Wanita

Kenali Pseudocyesis, Kondisi Medis di Balik Fenomena Bayi Hilang dari Perut

Gejala kehamilan pun bisa terjadi hingga bertahun-tahun.

Rima Sekarani Imamun Nissa | Eleonora Padmasta Ekaristi Wijana

Ilustrasi wanita hamil - (Pixabay/paulavsouza)
Ilustrasi wanita hamil - (Pixabay/paulavsouza)

Himedik.com - Kejadian 'janin hilang dari rahim' tak hanya sekali menyedot perhatian masyarakat Indonesia. Dari seluruh fenomena yang pernah terjadi, beberapa di antaranya dialami seorang wanita di Blitar pada Maret 2018 dan wanita di Bantul pada Mei 2018 lalu.

Tak sedikit yang mengira fenomena ini sebagai kejadian mistis di luar akal sehat. Namun, sebenarnya ada penjelasan medis di balik anggapan 'bayi hilang dari kandungan'.

Dikutip dari WebMD, kondisi ini disebut pseudocyesis alias kehamilan palsu atau semu. Pseudocyesis terjadi ketika seorang wanita percaya dirinya sedang mengandung bayi, padahal sebenarnya tidak. Beberapa peneliti mengatakan bahwa kemiskinan, kurangnya pendidikan, pelecehan seksual pada masa kanak-kanak, atau masalah hubungan asmara mungkin memiliki peran di balik terjadinya pseudocyesis.

Orang yang mengalami pseudocyesis mengalami beberapa gejala kehamilan, hanya saja tak ada janin dalam perutnya. Meskipun penyebab pastinya masih belum diketahui, dokter menduga bahwa faktor psikologis seorang wanita dengan pseudocyesis 'menipu' tubuhnya untuk 'berpikir' bahwa ia sedang hamil.

Ketika seorang wanita merasakan keinginan yang kuat untuk hamil -- yang mungkin muncul karena kemandulan atau infertilitas, keguguran yang berulang, menopause yang akan datang, atau keinginan untuk menikah -- tubuhnya dapat menghasilkan beberapa tanda kehamilan, seperti perut bengkak, payudara membesar, dan bahkan sensasi gerakan janin.

Otak wanita kemudian salah mengartikan sinyal-sinyal itu sebagai kehamilan dan memicu pelepasan hormon, seperti estrogen dan prolaktin, yang menimbulkan gejala kehamilan lainnya.

Ilustrasi kehamilan palsu - (Pixabay/milli_lu)
Ilustrasi kehamilan palsu - (Pixabay/milli_lu)

Gejala-gejala itu antara lain gangguan menstruasi, perut membengkak, payudara membesar dan sakit, perubahan pada puting yang bisa juga mengeluarkan ASI, sensasi pergerakan janin, mual, muntah, hingga berat badan bertambah.

Gejala-gejala ini bisa berlangsung hanya beberapa minggu, selama sembilan bulan, atau bahkan selama beberapa tahun.

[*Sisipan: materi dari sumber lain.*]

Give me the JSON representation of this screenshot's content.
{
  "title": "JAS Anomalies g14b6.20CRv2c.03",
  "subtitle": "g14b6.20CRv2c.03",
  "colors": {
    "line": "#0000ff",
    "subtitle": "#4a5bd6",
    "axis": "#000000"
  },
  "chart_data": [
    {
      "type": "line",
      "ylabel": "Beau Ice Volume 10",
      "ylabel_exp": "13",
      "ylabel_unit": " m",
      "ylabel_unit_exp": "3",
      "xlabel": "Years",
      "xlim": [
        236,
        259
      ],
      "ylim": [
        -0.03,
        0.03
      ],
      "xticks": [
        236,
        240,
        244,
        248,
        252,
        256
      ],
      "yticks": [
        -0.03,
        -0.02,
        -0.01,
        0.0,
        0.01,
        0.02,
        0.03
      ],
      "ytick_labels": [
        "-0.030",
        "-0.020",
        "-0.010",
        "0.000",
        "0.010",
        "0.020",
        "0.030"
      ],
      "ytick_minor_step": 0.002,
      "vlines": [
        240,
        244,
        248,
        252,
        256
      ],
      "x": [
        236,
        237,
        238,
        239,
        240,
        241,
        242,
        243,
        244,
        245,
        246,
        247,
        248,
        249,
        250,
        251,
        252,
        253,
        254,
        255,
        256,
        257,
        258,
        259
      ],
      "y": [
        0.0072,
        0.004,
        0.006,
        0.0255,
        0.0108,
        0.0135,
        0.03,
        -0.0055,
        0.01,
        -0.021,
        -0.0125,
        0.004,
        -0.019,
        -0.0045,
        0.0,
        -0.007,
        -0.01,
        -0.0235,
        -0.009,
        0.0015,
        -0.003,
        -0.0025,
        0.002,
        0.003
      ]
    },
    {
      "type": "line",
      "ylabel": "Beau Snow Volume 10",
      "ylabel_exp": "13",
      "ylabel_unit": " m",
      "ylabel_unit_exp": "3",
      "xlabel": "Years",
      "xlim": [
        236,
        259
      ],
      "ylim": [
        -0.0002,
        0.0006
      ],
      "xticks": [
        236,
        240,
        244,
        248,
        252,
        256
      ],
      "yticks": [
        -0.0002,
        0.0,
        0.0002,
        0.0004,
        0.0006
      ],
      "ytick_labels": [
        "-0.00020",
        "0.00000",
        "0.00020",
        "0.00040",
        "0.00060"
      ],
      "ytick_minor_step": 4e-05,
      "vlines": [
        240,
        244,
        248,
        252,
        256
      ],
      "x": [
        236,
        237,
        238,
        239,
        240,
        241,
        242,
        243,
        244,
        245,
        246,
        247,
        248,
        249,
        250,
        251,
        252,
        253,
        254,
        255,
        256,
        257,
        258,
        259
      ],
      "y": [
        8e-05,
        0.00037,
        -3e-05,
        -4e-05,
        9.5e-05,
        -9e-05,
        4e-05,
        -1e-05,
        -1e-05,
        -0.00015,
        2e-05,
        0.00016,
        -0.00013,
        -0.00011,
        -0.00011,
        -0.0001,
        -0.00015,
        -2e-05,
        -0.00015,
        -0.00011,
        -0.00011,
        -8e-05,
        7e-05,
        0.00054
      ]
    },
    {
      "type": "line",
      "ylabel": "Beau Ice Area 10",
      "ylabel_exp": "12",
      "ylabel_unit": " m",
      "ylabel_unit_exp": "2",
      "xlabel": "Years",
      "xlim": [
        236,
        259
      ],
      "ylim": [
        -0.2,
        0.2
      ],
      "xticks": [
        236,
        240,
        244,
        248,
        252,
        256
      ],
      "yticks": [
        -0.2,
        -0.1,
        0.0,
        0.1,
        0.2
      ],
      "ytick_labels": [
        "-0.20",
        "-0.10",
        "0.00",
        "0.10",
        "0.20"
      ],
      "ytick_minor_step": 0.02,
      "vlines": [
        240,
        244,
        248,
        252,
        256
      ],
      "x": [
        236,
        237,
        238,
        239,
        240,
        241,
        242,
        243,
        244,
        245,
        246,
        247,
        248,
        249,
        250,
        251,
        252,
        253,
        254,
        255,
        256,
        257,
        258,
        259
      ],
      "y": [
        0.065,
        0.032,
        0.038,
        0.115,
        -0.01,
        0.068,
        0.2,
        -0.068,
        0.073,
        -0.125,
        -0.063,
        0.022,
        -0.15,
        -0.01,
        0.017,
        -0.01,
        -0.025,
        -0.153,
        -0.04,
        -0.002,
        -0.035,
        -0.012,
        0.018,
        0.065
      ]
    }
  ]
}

Sebagian kecil wanita yang mengalami pseudocyesis bahkan juga merasakan nyeri seperti hendak melahirkan.

Untuk mencari tahu apakah seorang wanita mengalami kehamilan palsu, dokter biasanya akan mengevaluasi gejalanya serta melakukan pemeriksaan panggul dan USG. Dalam kasus kehamilan palsu, tidak ada bayi maupun detak jantung pada USG.

Namun, kadang-kadang dokter akan menemukan beberapa perubahan fisik yang terjadi selama kehamilan, seperti rahim yang membesar dan leher rahim yang melunak. Tes kehamilan urine akan selalu memberikan hasil negatif dalam kasus-kasus ini, kecuali jika pasien memiliki kanker langka yang menghasilkan hormon mirip dengan kehamilan.

Ketika seorang wanita percaya bahwa dirinya hamil, terutama setelah beberapa bulan, tentu akan sangat mengecewakan baginya jika tahu bahwa yang ia alami sebenarnya bukanlah kehamilan. Dokter lantas perlu menyampaikan kabar ini secara perlahan dan memberikan dukungan psikologis, termasuk terapi, untuk membantu pasien dengan pseudocyesis pulih dari kekecewaannya.